There's a nicely updated, simplified version of this called "Patterns of Home," also by Max Jacobson. But I would get both.
I also like "The Not So Big Home" -- again, the emphasis is on quality of space, not quantity. You reduce the square footage of the house some, and spend that part of the budget on higher quality finishes, built-ins, lighting, windows, etc.
Also, here's the ICF manufacturer that I think has the coolest products, TF Systems.
I'd drill down into the product brochure for their TransForm system. They also seem
to tout their tornado resistance and safe rooms
I build-ed a heat exanger like in the picture above. I build it my self because the actual model is not for sale on the market. It is a fire place with a blower that gets fresh air from outside into the carter of the fire place, it turns on automatically with a thermostat that I can regulate but it is always sitting at 50 deg celcius. I build a carter around the fire place with 4 ducts that heat up 6 compartments of the house (130m2). It is fantastic! In 30min I have my house heated up and the system is always getting fresh air in the building.
Normally with a fire place, after about 1 hour you feel sleepy because of the lack of oxygen but with this system not. It is always getting fresh air into the building.

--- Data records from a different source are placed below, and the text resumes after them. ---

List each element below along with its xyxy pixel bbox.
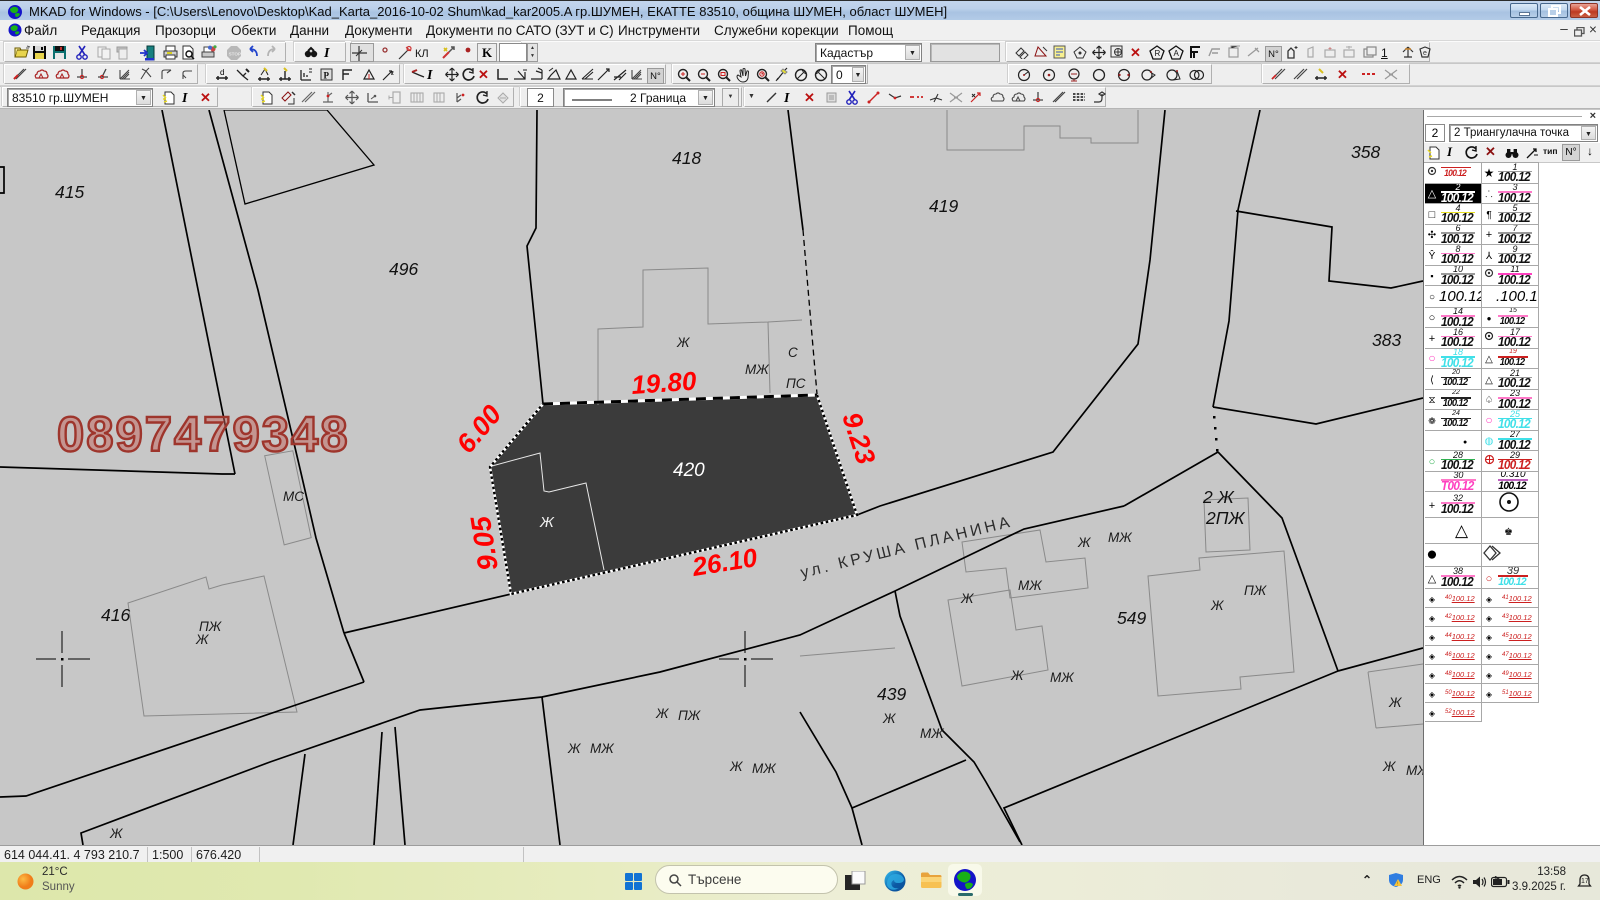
svg-text:Ж: Ж [1388,695,1403,710]
svg-text:415: 415 [55,182,84,202]
svg-text:STOP: STOP [229,52,241,57]
svg-text:Ж: Ж [729,759,744,774]
svg-text:0897479348: 0897479348 [57,408,350,462]
svg-text:МЖ: МЖ [1018,578,1043,593]
svg-text:Ж: Ж [655,706,670,721]
svg-text:Ж: Ж [960,591,975,606]
svg-text:P: P [324,71,330,81]
svg-text:Ж: Ж [1010,668,1025,683]
svg-text:6.00: 6.00 [451,399,508,459]
svg-text:МЖ: МЖ [920,726,945,741]
svg-text:z: z [391,71,394,77]
svg-text:418: 418 [672,148,701,168]
svg-text:19.80: 19.80 [630,365,698,400]
svg-text:439: 439 [877,684,906,704]
svg-text:A: A [1174,49,1180,58]
svg-text:496: 496 [389,259,418,279]
svg-text:Ж: Ж [1382,759,1397,774]
svg-text:!: ! [1397,882,1398,888]
svg-text:549: 549 [1117,608,1146,628]
svg-text:ПС: ПС [786,376,806,391]
svg-text:d: d [220,68,224,77]
svg-text:МЖ: МЖ [1108,530,1133,545]
svg-text:Ж: Ж [882,711,897,726]
svg-text:МС: МС [283,489,304,504]
svg-text:МЖ: МЖ [590,741,615,756]
svg-text:С: С [788,345,798,360]
svg-text:ПЖ: ПЖ [678,708,702,723]
svg-text:416: 416 [101,605,130,625]
svg-text:e: e [1423,50,1427,57]
svg-text:МЖ: МЖ [745,362,770,377]
svg-text:358: 358 [1351,142,1380,162]
svg-text:419: 419 [929,196,958,216]
svg-text:МЖ: МЖ [1406,763,1423,778]
svg-text:17: 17 [1581,878,1589,885]
svg-text:Ж: Ж [1077,535,1092,550]
svg-text:2ПЖ: 2ПЖ [1205,508,1245,528]
svg-text:2 Ж: 2 Ж [1202,487,1235,507]
svg-text:МЖ: МЖ [752,761,777,776]
svg-text:Ж: Ж [195,632,210,647]
svg-text:Ж: Ж [567,741,582,756]
svg-text:Ж: Ж [109,826,124,841]
svg-text:Ж: Ж [539,514,555,531]
svg-text:Ж: Ж [1210,598,1225,613]
svg-text:Ж: Ж [676,335,691,350]
svg-text:420: 420 [673,460,705,481]
svg-text:R: R [1155,49,1161,58]
svg-text:МЖ: МЖ [1050,670,1075,685]
svg-text:9.23: 9.23 [836,409,881,468]
svg-text:ул. КРУША ПЛАНИНА: ул. КРУША ПЛАНИНА [799,513,1015,581]
svg-text:383: 383 [1372,330,1401,350]
svg-text:ПЖ: ПЖ [1244,583,1268,598]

Here you can see some pictures of a similar systems. The steel fire place is sitting on a concrete box with 3 holes in it the duct that is getting fresh air from outside is in that concrete box. the air comes in from below the fire place and has to travel to the top of the fire place as a result you get really hot air coming out of the ducts that are distributed. Sitiodaslreiras.com - Desenhos Tecnicos
If you are building a new house definitely think about this system!
Awesome! That is the sort of firebox I've been looking at. One that attracted my attention is ecofirebox.org. 97% efficient. Haven't seen one for real. So hard to know if what they say is accurate. However I like the concept a lot.your description seems to have all the features that I want in my solution; fresh air, thermostat controlled, and heats the whole house and not just the room where it is.
What do you use for cooling?
the central theme of my design so far is passive heating and cooling and supplement with other heating and cooling measures.
I can look here for pictures when I was building it and then post the pictures.
For cooling I use the same duct system, but I have to close the hole that goes from outside to inside of firebox and I attach the heat pump that warms my water on the system. Instead of trowing that cool air to the outside I use it for inside the house and cool it at the same time. And in the winter I open the hole that goes inside the firebox and de-attach the hose from the heat pump and attach that to the outside.
I have no airco and do not need it. house is well isolated and double glass and isolated exterior blinds so in the summer I only have to keep the blinds almost close so that the sun is not heating the compartmentīs.
There is glass that can keep out the sun from heating up the compartmentīs but than you can not use the sun in the winter to help heat up your house.
When you are building a new house just keep in mind that you place the fireplace in the middle of the house and not in a corner like most of the people do. If you have rooms upstearīs just pas the duct that transports the exaust true one of the rooms. You can use that passage to heat up that room so you have one more room heat up by the system. The room where the fireplace is is heated just by the traditional form of the fire place. Now you can heat up 4 more compartmentīs. A total of 6 or 7 compartmentīs can be heated up by this way. And you are always getting fresh air in the house!